La Chaleur de la Médiocratie
Mais pour toucher du doigt l’horreur absolue, il faut pénétrer dans le ventre mou de la bureaucratie. C’est ici que l’entropie, ce désordre crasseux qui s’accumule comme la poussière derrière un radiateur, règne en maître. Dans un système clos comme l’administration, le désordre ne fait que croître. Pour masquer cette pourriture, on érige des procédures. Des formulaires, des commissions, des cerfas. Chaque nouvelle règle ajoute de la friction. Et la friction, c’est de la chaleur. Une chaleur moite, étouffante, celle des salles d’attente mal ventilées où l’odeur du café ranci se mêle à celle de la démission collective.
Prenez la gestion des marchés publics. C’est une machine infernale conçue pour transformer de l’or en plomb. On dépense des fortunes en audits pour savoir s’il faut changer la moquette d’un ministère, tout ça pour finir par l’acheter au triple du prix du marché. Observez ce haut fonctionnaire, une masse inerte de graisse et de certitudes, trônant dans son fauteuil ergonomique en cuir pleine fleur hors de prix, dont le support lombaire coûte à lui seul plus cher que le salaire mensuel de l’agent d’entretien. Il ne produit rien. Il dissipe.
C’est fascinant de grotesque. Pour écouler un budget avant la fin de l’exercice fiscal — car ne pas dépenser, c’est avouer son inutilité —, il signera un bon de commande pour des fournitures aberrantes, peut-être un lot de stylos-plumes en résine précieuse et attributs platine, parfaits symboles phalliques d’une impuissance administrative. On assiste à une éjaculation de capitaux publics dans le vide sidéral, juste pour maintenir la température du système. Cela me donne la nausée.
Le Zéro Absolu
Et voici qu’on nous annonce le salut par le numérique. Le grand remplacement du bureaucrate suintant par le circuit de silicium froid et sec. On nous vend l’automatisation, ces algorithmes glaciaires, comme une source de « néguentropie » — de l’entropie négative, de l’ordre pur. On nous promet que la logique binaire va nettoyer les écuries d’Augias.
Quelle farce. En remplaçant l’humain faillible par la machine, on ne supprime pas le désordre, on le cryogénise. On passe d’une inefficacité bruyante, humaine et tiède, à une efficacité polaire, silencieuse et terrifiante. Les projets publics ne sont plus des chantiers, mais des flux de données optimisés où l’humain est traité comme un bug, une variable imprévisible qu’il faut lisser. Nous bâtissons une société sans friction. Mais un monde sans friction est un monde où plus rien ne bouge, un monde mort, figé dans l’ambre algorithmique. C’est comme optimiser la batterie d’un téléphone jusqu’à ce qu’il refuse de s’allumer pour économiser de l’énergie.

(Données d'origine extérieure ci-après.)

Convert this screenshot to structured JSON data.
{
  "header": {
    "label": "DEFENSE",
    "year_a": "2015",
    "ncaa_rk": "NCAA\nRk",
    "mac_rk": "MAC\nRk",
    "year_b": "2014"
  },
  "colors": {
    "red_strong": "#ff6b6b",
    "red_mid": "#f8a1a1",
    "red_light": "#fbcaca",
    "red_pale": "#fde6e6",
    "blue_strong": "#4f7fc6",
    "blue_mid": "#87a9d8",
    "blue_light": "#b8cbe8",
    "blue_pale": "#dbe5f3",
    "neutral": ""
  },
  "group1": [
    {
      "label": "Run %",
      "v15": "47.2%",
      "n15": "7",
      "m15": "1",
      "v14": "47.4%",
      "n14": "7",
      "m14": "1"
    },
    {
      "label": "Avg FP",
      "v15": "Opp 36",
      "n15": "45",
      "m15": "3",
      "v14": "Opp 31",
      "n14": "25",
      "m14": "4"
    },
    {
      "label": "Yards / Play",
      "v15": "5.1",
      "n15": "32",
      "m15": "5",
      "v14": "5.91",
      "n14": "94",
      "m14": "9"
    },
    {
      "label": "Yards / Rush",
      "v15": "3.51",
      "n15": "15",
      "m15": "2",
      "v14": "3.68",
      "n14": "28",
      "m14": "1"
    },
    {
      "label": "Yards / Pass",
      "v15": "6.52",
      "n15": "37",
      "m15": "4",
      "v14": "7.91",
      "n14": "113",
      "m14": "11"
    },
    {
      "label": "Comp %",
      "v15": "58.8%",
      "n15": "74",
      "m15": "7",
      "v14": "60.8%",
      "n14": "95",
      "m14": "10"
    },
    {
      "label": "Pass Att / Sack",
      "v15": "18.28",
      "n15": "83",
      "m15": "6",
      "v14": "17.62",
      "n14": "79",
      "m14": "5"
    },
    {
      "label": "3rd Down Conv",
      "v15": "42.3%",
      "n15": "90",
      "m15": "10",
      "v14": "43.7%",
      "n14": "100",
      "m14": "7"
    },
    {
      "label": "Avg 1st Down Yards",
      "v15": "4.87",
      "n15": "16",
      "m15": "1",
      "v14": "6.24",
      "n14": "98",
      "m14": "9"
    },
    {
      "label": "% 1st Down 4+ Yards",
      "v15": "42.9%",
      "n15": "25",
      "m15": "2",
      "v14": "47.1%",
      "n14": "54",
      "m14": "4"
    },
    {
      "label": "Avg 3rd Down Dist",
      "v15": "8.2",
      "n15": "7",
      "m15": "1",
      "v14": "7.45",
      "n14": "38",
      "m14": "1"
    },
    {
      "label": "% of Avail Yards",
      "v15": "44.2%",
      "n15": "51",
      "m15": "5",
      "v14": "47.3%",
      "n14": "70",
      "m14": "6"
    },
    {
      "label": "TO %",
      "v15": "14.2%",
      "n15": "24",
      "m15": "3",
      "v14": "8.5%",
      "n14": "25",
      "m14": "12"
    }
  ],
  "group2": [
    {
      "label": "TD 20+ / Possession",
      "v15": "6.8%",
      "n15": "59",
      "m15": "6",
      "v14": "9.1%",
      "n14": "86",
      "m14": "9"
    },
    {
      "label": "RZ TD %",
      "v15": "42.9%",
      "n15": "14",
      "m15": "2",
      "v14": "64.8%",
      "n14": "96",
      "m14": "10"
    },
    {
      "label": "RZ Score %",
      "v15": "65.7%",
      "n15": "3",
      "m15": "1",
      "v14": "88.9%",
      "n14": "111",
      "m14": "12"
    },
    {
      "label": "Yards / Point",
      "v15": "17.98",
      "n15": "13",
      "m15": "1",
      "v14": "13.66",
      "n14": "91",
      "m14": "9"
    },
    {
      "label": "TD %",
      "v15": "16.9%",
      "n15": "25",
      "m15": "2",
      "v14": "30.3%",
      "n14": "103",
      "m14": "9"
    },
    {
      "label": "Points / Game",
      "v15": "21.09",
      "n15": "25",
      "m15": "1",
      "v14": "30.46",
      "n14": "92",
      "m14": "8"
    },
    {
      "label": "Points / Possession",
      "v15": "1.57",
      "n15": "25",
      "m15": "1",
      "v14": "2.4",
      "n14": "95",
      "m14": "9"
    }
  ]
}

L’illusion du progrès technologique n’est que le bref délai entre l’introduction d’une nouvelle machine et le moment où elle est digérée par la stupidité ambiante. La prochaine fois que vous verrez un élu couper un ruban tricolore devant un « pôle d’excellence numérique », ne voyez pas un bâtisseur. Voyez un fou qui tente de réchauffer un iceberg en craquant une allumette. Garçon ! Remettez-moi ça, et laissez la bouteille. Ce monde a un arrière-goût de cendre.